`DO ...` statement is normalized as an unparsable string
Hi,
We need to parse normalized queries but we have an issue when we .normalize a DO ... statement since 2.2.0:
irb(main):001:0> normalized_sql = PgQuery.normalize("DO $$BEGIN RAISE NOTICE 'hello'; END$$;")
=> "DO $1;"
irb(main):002:0> PgQuery.parse(normalized_sql)
/Users/flora.briand/.rbenv/versions/3.1.2/lib/ruby/gems/3.1.0/gems/pg_query-2.2.0/lib/pg_query/parse.rb:3:in `parse_protobuf': syntax error at or near "$1" (scan.l:1236) (PgQuery::ParseError)
from /Users/flora.briand/.rbenv/versions/3.1.2/lib/ruby/gems/3.1.0/gems/pg_query-2.2.0/lib/pg_query/parse.rb:3:in `parse'
from (irb):4:in `<main>'
from /Users/flora.briand/.rbenv/versions/3.1.2/lib/ruby/gems/3.1.0/gems/irb-1.4.1/exe/irb:11:in `<top (required)>'
from /Users/flora.briand/.rbenv/versions/3.1.2/bin/irb:25:in `load'
from /Users/flora.briand/.rbenv/versions/3.1.2/bin/irb:25:in `<main>'
We did not have the issue in pg_query 2.1.4:
irb(main):001:0> normalized_sql = PgQuery.normalize("DO $$BEGIN RAISE NOTICE 'hello'; END$$;")

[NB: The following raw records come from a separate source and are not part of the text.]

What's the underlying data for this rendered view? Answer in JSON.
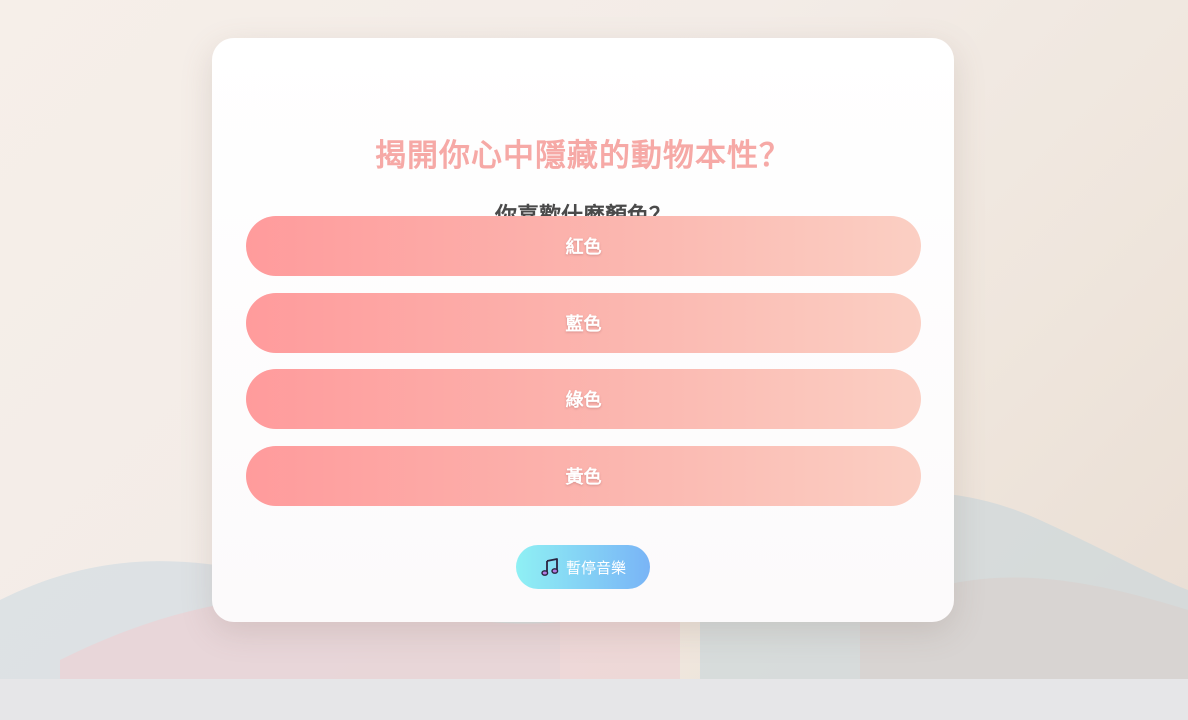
{
  "quiz": {
    "title": "揭開你心中隱藏的動物本性？",
    "question": "你喜歡什麼顏色？",
    "options": [
      {
        "label": "紅色"
      },
      {
        "label": "藍色"
      },
      {
        "label": "綠色"
      },
      {
        "label": "黃色"
      }
    ]
  },
  "music": {
    "icon": "music-note-icon",
    "label": "暫停音樂"
  },
  "colors": {
    "title": "#f6a9a6",
    "question": "#4a4a4a",
    "option_gradient_start": "#ff9b9c",
    "option_gradient_end": "#fbcfc3",
    "music_gradient_start": "#8ff0f4",
    "music_gradient_end": "#79b4f6"
  }
}
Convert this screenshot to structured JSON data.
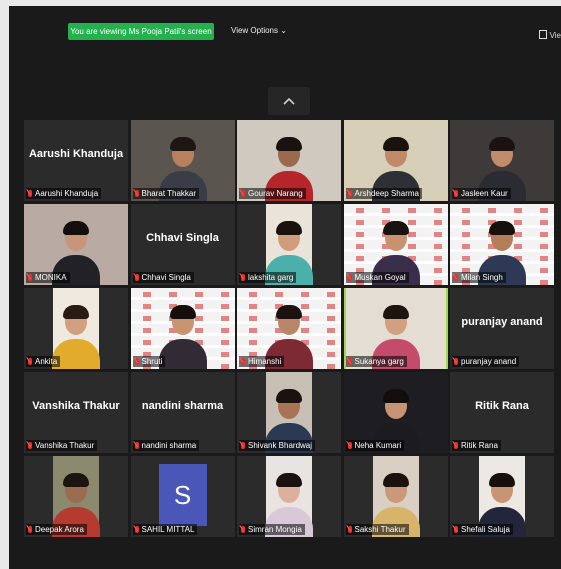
{
  "header": {
    "share_banner": "You are viewing Ms Pooja Patil's screen",
    "view_options": "View Options",
    "view_corner": "Vie"
  },
  "colors": {
    "banner": "#23b14d",
    "active_speaker": "#9bd94b",
    "muted": "#e5312f"
  },
  "participants": [
    {
      "name": "Aarushi Khanduja",
      "center": "Aarushi Khanduja",
      "bg": "#2b2b2b"
    },
    {
      "name": "Bharat Thakkar",
      "center": "",
      "bg": "#5b5550",
      "vw": 104,
      "skin": "#b98060",
      "shirt": "#3a3d45",
      "hair": "#1e1612"
    },
    {
      "name": "Gourav Narang",
      "center": "",
      "bg": "#cfc9bf",
      "vw": 104,
      "skin": "#9a6a4c",
      "shirt": "#b6252a",
      "hair": "#1a120e"
    },
    {
      "name": "Arshdeep Sharma",
      "center": "",
      "bg": "#d8cfb8",
      "vw": 104,
      "skin": "#c08a66",
      "shirt": "#2f3036",
      "hair": "#1a120e"
    },
    {
      "name": "Jasleen Kaur",
      "center": "",
      "bg": "#3f3a3a",
      "vw": 104,
      "skin": "#c28b6b",
      "shirt": "#2b2b33",
      "hair": "#1c1311"
    },
    {
      "name": "MONIKA",
      "center": "",
      "bg": "#b9aaa4",
      "vw": 104,
      "skin": "#c7957a",
      "shirt": "#222226",
      "hair": "#140d0b"
    },
    {
      "name": "Chhavi Singla",
      "center": "Chhavi Singla",
      "bg": "#2b2b2b"
    },
    {
      "name": "lakshita garg",
      "center": "",
      "bg": "#e9e3da",
      "vw": 46,
      "skin": "#d09c7c",
      "shirt": "#4ab0a9",
      "hair": "#1b120f"
    },
    {
      "name": "Muskan Goyal",
      "center": "",
      "bg": "#ffffff",
      "vw": 104,
      "banner": true,
      "skin": "#c89170",
      "shirt": "#3a2f4a",
      "hair": "#1a1210"
    },
    {
      "name": "Milan Singh",
      "center": "",
      "bg": "#ffffff",
      "vw": 104,
      "banner": true,
      "skin": "#b47d5c",
      "shirt": "#2e3a55",
      "hair": "#17100d"
    },
    {
      "name": "Ankita",
      "center": "",
      "bg": "#efe9e0",
      "vw": 46,
      "skin": "#d2a07e",
      "shirt": "#e2ab2c",
      "hair": "#2a1a14"
    },
    {
      "name": "Shruti",
      "center": "",
      "bg": "#ffffff",
      "vw": 104,
      "banner": true,
      "skin": "#c99270",
      "shirt": "#302b35",
      "hair": "#150e0c"
    },
    {
      "name": "Himanshi",
      "center": "",
      "bg": "#ffffff",
      "vw": 104,
      "banner": true,
      "skin": "#b9866a",
      "shirt": "#7d2a34",
      "hair": "#1b120f"
    },
    {
      "name": "Sukanya garg",
      "center": "",
      "bg": "#e3ddd3",
      "vw": 100,
      "skin": "#d3a07f",
      "shirt": "#c44b6b",
      "hair": "#1d1410",
      "active": true
    },
    {
      "name": "puranjay anand",
      "center": "puranjay anand",
      "bg": "#2b2b2b"
    },
    {
      "name": "Vanshika Thakur",
      "center": "Vanshika Thakur",
      "bg": "#2b2b2b"
    },
    {
      "name": "nandini sharma",
      "center": "nandini sharma",
      "bg": "#2b2b2b"
    },
    {
      "name": "Shivank Bhardwaj",
      "center": "",
      "bg": "#c8c0b4",
      "vw": 46,
      "skin": "#a87455",
      "shirt": "#2a3a53",
      "hair": "#1a120e"
    },
    {
      "name": "Neha Kumari",
      "center": "",
      "bg": "#1e1e22",
      "vw": 104,
      "skin": "#c79473",
      "shirt": "#1b1b20",
      "hair": "#140d0b"
    },
    {
      "name": "Ritik Rana",
      "center": "Ritik Rana",
      "bg": "#2b2b2b"
    },
    {
      "name": "Deepak Arora",
      "center": "",
      "bg": "#8c8a6e",
      "vw": 46,
      "skin": "#9c6c4e",
      "shirt": "#b53a2f",
      "hair": "#1b1410"
    },
    {
      "name": "SAHIL MITTAL",
      "center": "",
      "bg": "#2b2b2b",
      "avatar": "S"
    },
    {
      "name": "Simran Mongia",
      "center": "",
      "bg": "#e8e4e2",
      "vw": 46,
      "skin": "#dcb09a",
      "shirt": "#d9c8d8",
      "hair": "#1a1210"
    },
    {
      "name": "Sakshi Thakur",
      "center": "",
      "bg": "#d9cfc2",
      "vw": 46,
      "skin": "#cc987a",
      "shirt": "#d8b46a",
      "hair": "#1b120f"
    },
    {
      "name": "Shefali Saluja",
      "center": "",
      "bg": "#ece8e3",
      "vw": 46,
      "skin": "#c99474",
      "shirt": "#23263a",
      "hair": "#160f0c"
    }
  ]
}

=> "DO $$BEGIN RAISE NOTICE 'hello'; END$$;"
irb(main):002:0> PgQuery.parse(normalized_sql)
=> #<PgQuery::ParserResult:0x0000000112e57b90
@aliases=nil,
@cte_names=nil,
@functions=nil,
@query="DO $$BEGIN RAISE NOTICE 'hello'; END$$;",
@tables=nil,
@tree=
<PgQuery::ParseResult: version: 130003, stmts: [<PgQuery::RawStmt: stmt: <PgQuery::Node: do_stmt: <PgQuery::DoStmt: args: [<PgQuery::Node: def_elem: <PgQuery::DefElem: defnamespace: "", defname: "as", arg: <PgQuery::Node: string: <PgQuery::String: str: "BEGIN RAISE NOTICE 'hello'; END">>, defaction: :DEFELEM_UNSPEC, location: 3>>]>>, stmt_location: 0, stmt_len: 38>]>,
@warnings=[]>
@fbriand-docto Thanks for reaching out!
This was an intentional change in 2.2.0 to avoid data privacy-related issues with generated DO statements that contain personally identifiable information, such as produced by Sequelize (the Node.js ORM).
However I can see how the fact that this no longer parses is not ideal. I'll review how we can adjust the parser to support this case (we already have a parser patch for a few other cases).
Out of curiosity, what is your use case for pg_query, and do you typically work with DO statements a lot?
@lfittl Thanks for your answer.
We use pg_query to analyze the queries, so for example to know if the query is a select or a write.
AFAIK we have 2 usages of the DO statement which are both used in the initialization of our tests. One to setup a read-only user and the other one to empty all tables.